We must say, we’re rather impressed with Virgin Media’s latest announcement, which serves to prioritise the welfare of employees along with the financial success of the business. As evidenced by Sheryl Sandberg in her book Lean In, and countless other studies of women grappling with maternity leave, never mind the daddys getting a look in, parental leave has always been a contentious issue. You and your partner are happy in your careers, you don’t want to pack it in, but you do want to start a family and spend time with your kids, especially in their first year, when the building of bonds is crucial. Often, however, we’re forced to make a choice between taking time out to raise our kids or fire ahead with our careers. And at best, fathers get about two weeks to stay at home, which is pretty pathetic.
Virgin Media, spearheaded by Richard Branson, have just announced a new parental leave plan that will surely inspire other companies to jump on board (excuse the pun).
Just this week, they announced that they will allow for both men and women to take fully paid, shared parental leave for up to a whole year. The positive effects of this initiative are tenfold. Not only will workers here have the time to get set up at home during this important first year, they get to do it together, safe in the knowledge that their wages won’t dwindle as they ‘choose’ to be at home. It will no doubt cause a major sigh of relief among workers and it’s something we hope to see become standardised across industries.
Parents can either take their time off together, or split it, all the while their jobs are guaranteed when they return to work. Taking the Shared Parental Leave legislation ‘a step further’, as Branson puts it, Virgin staff will be paid 100% of their salary for 52 weeks of parental leave. The only catch is you have to be in the company more than two years to avail of this, otherwise you will receive only 25% of pay, while the state would take care of the rest.

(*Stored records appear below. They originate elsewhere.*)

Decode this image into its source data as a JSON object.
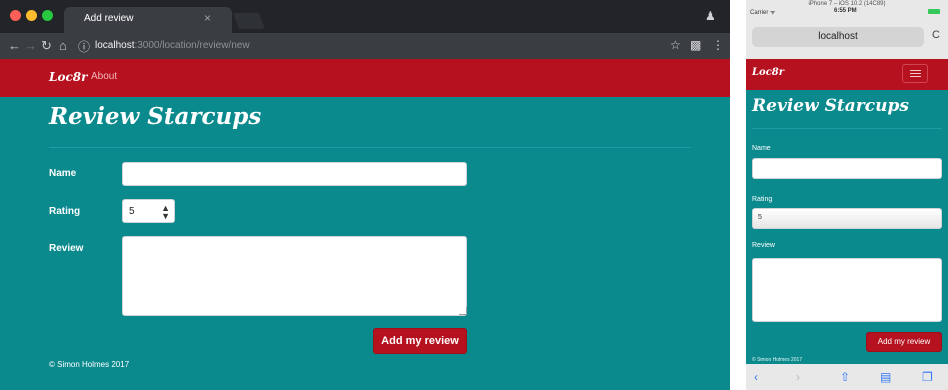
{
  "desktop": {
    "tab_title": "Add review",
    "tab_close": "×",
    "url_host": "localhost",
    "url_path": ":3000/location/review/new",
    "nav": {
      "brand": "Loc8r",
      "about": "About"
    },
    "heading": "Review Starcups",
    "form": {
      "name_label": "Name",
      "name_value": "",
      "rating_label": "Rating",
      "rating_value": "5",
      "review_label": "Review",
      "review_value": "",
      "submit_label": "Add my review"
    },
    "footer": "© Simon Holmes 2017"
  },
  "phone": {
    "device_title": "iPhone 7 – iOS 10.2 (14C89)",
    "carrier": "Carrier ᯤ",
    "time": "6:55 PM",
    "url": "localhost",
    "nav": {
      "brand": "Loc8r"
    },
    "heading": "Review Starcups",
    "form": {
      "name_label": "Name",
      "rating_label": "Rating",
      "rating_value": "5",
      "review_label": "Review",
      "submit_label": "Add my review"
    },
    "footer": "© Simon Holmes 2017"
  },
  "colors": {
    "brand_red": "#b5111e",
    "page_teal": "#0b8a8e"
  },
  "icons": [
    "back-icon",
    "forward-icon",
    "reload-icon",
    "home-icon",
    "info-icon",
    "star-icon",
    "extension-icon",
    "more-icon",
    "hamburger-icon",
    "share-icon",
    "bookmarks-icon",
    "tabs-icon"
  ]
}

“If you take care of your employee they will take care of your business,” says Branson on the Virgin website. “That is a philosophy that has served us well for more than four decades, and is the foundation of everything we do at Virgin.”
“As a father and now a grandfather to three wonderful grandchildren, I know how magical the first year of a child’s life is but also how much hard work it takes. Being able to spend as much time as possible with your loved ones is absolutely vital, especially early on.
Health and wellbeing in the workplace should play a critical part in every company’s thinking. The more you support your staff, the happier and healthier your business will be.”
Do you think parents should receive full payment for 12 months to stay at home after having a child?